In contrast, the perplexity.ai chat bot can parse the question and gives the correct answer. And it can so for a slightly different question as well.
This might explain why the chatgpt software has gained strong attention in the internet. Because the beta testers are surprised how powerful the software is and they want to know what the limits are. One possible answer is, that the engineers themself doesn't know the answer. A likely comparison is to describe chatgpt as some sort of chess playing engine which is able to beat the strongest human player in the world. It was difficult to accept for humans that computers can play better chess and some journalists have argued that the AI isn't understanding on a deep level what chess is about. Perhaps it is possible to give the same argument for modern Q&A website. On a technical level the machine can only process numbers but has no understanding what the meaning is.
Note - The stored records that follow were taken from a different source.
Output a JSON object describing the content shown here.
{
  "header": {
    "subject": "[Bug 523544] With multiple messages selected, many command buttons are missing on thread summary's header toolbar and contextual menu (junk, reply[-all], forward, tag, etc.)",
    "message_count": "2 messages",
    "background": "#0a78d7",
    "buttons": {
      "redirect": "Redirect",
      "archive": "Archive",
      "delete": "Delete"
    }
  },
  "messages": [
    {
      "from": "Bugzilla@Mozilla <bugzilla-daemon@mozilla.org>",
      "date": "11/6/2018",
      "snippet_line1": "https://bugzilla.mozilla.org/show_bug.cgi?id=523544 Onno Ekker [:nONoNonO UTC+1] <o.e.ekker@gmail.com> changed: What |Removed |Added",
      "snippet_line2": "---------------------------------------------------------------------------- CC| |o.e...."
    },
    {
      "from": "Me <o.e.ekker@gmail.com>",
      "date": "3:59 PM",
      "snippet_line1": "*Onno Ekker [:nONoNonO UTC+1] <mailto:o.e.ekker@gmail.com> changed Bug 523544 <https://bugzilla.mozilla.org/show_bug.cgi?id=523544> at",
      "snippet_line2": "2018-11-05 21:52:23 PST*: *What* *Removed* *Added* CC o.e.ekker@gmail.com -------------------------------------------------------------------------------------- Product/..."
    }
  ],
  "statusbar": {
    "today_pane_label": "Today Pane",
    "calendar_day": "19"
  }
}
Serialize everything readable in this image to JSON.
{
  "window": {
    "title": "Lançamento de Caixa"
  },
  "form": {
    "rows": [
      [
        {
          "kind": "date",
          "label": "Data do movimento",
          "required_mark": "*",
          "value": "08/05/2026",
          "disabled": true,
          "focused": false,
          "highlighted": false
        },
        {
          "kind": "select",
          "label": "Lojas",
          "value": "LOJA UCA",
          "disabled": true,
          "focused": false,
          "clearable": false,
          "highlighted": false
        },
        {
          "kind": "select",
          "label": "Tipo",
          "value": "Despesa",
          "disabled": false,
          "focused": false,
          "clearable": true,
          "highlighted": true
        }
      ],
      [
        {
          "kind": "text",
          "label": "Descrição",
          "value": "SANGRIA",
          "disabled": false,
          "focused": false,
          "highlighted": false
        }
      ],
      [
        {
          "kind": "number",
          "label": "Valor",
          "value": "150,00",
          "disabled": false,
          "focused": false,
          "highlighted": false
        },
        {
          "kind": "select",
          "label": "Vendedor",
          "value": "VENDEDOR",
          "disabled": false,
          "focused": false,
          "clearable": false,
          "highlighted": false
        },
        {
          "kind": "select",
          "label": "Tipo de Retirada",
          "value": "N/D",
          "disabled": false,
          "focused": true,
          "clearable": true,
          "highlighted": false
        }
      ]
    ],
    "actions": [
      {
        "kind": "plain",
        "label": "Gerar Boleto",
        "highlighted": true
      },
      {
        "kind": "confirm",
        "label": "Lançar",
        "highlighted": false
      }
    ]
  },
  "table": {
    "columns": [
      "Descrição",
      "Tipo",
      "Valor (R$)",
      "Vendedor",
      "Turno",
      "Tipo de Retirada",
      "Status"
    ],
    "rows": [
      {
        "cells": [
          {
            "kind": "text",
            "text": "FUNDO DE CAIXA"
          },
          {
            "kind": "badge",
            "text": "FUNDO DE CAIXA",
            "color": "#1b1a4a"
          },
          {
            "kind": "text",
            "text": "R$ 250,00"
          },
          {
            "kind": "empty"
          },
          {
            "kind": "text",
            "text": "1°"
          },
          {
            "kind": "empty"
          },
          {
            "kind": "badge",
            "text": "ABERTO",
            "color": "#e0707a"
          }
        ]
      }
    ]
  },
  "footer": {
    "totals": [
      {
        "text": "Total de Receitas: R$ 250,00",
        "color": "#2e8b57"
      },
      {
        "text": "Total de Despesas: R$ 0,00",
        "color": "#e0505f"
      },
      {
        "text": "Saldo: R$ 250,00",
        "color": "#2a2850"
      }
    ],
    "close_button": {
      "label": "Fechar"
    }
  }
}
The ability to process natural language is usually seen as a sign of intelligence. In most exams the students are asked to answer easier and more difficult questions formulated in English. In a typical exam about computer science a possible list of question would look like:
Who has invented the TeX software?
What is a c compiler?
Explain the advantages of object oriented programming.
How does the A* algorithm works.
Most students can't answer all these questions correct but only a fraction of them. The teacher will read the answer and determines the score and then the human students gets a certain review. Suppose a computer program is able all these question correctly, does this mean that the AI is on the same level like a human student? What we can say is, that AI is able to imitate humans in a surprisingly high level.